Stories I only tell my friends

Rob Lowe, Stories I only tell my friends: c’est via l’autobiographie d’Andrew McCarthy et sa présentation sur goodreads que je suis tombée sur celle de Rob Lowe, déjà plus ancienne, publiée en 2011. Je ne pouvais pas passer à côté: les critiques étaient plutôt positives et c’était mon acteur préféré dans les années 1980. Ma copine aimait Tom Cruise, moi c’était Rob Lowe, et donc on allait voir tous leurs films ensemble (et on fantasmait beaucoup !).
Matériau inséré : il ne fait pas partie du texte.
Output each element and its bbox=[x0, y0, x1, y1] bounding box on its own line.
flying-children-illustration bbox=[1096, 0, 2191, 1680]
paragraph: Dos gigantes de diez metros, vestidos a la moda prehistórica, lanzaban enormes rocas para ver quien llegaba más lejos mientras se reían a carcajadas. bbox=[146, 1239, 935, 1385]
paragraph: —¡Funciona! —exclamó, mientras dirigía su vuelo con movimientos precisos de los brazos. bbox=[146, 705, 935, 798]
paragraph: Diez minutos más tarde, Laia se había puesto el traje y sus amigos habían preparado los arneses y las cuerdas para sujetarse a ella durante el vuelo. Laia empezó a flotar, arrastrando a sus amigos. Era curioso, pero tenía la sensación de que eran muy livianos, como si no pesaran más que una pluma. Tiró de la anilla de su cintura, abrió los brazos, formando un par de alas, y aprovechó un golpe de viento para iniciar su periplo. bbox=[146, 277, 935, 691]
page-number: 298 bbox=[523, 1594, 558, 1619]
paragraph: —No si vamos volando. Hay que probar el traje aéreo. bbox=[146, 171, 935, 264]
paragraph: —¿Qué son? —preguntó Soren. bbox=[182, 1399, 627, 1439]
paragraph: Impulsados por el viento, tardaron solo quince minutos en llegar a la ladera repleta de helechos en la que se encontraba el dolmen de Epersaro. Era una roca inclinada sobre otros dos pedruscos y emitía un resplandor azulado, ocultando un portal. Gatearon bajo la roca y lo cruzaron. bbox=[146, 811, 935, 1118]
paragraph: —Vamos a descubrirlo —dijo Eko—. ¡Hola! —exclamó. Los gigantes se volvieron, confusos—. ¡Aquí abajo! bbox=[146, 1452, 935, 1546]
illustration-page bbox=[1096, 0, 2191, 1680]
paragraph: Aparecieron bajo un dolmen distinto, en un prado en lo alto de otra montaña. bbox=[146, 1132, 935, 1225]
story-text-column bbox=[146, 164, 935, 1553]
Le schéma du livre est à nouveau assez classique, plutôt linéaire, à part un premier chapitre introductif se passant à un autre moment. Enfance dans l’Ohio, puis des parents qui se séparent et un déménagement à Malibu, en Californie, à une époque où ce coin de Los Angeles n’avait pas encore vraiment la cote. Rob Lowe était passionné par le théâtre mais trouve peu d’opportunités à LA, ce qui ne l’empêche pas d’être décidé: il veut faire carrière dans le cinéma et il fait de nombreuses auditions. Son premier rôle, c’est toute une saga: il joue en effet Sodapop dans The Outsiders de Francis Ford Coppola, avec une brochette de jeunes acteurs (Tom Cruise, Matt Dillon…). Lowe raconte la longue série d’auditions, le tournage, un montage qui réduit son rôle à pas grand-chose, le film qui n’a que peu de succès – cette partie a été passionnante pour moi – j’adorais ce film (je l’ai revu, du coup, en version director’s cut – et j’ai toujours aimé, mais pas de manière aussi inconditionnelle qu’avant).

Lowe décrit ensuite les films suivants, la création du « Brat Pack » – il est intéressant de lire que sa version n’est pas la même que celle d’Andrew McCarthy -, les rôles de beau mec mais dans des films pas super réussis, ses choix de plus en plus désastreux et ses addictions (lui aussi). Il parle aussi de son retrait calculé d’Hollywood, s’installant à Santa Barbara avec son épouse, puis de cette opportunité de jouer dans The West Wing, ce qui relance sa carrière.

Tout comme avec l’autobiographie d’Andrew McCarthy, j’ai adoré cette plongée dans le monde des jeunes acteurs d’Hollywood dans les années 1980, mes idoles de l’époque. Et Rob Lowe a écrit un livre passionnant, dont j’ai tourné page après page avec plaisir, apprenant à mieux connaître un homme avec ses doutes et ses passions.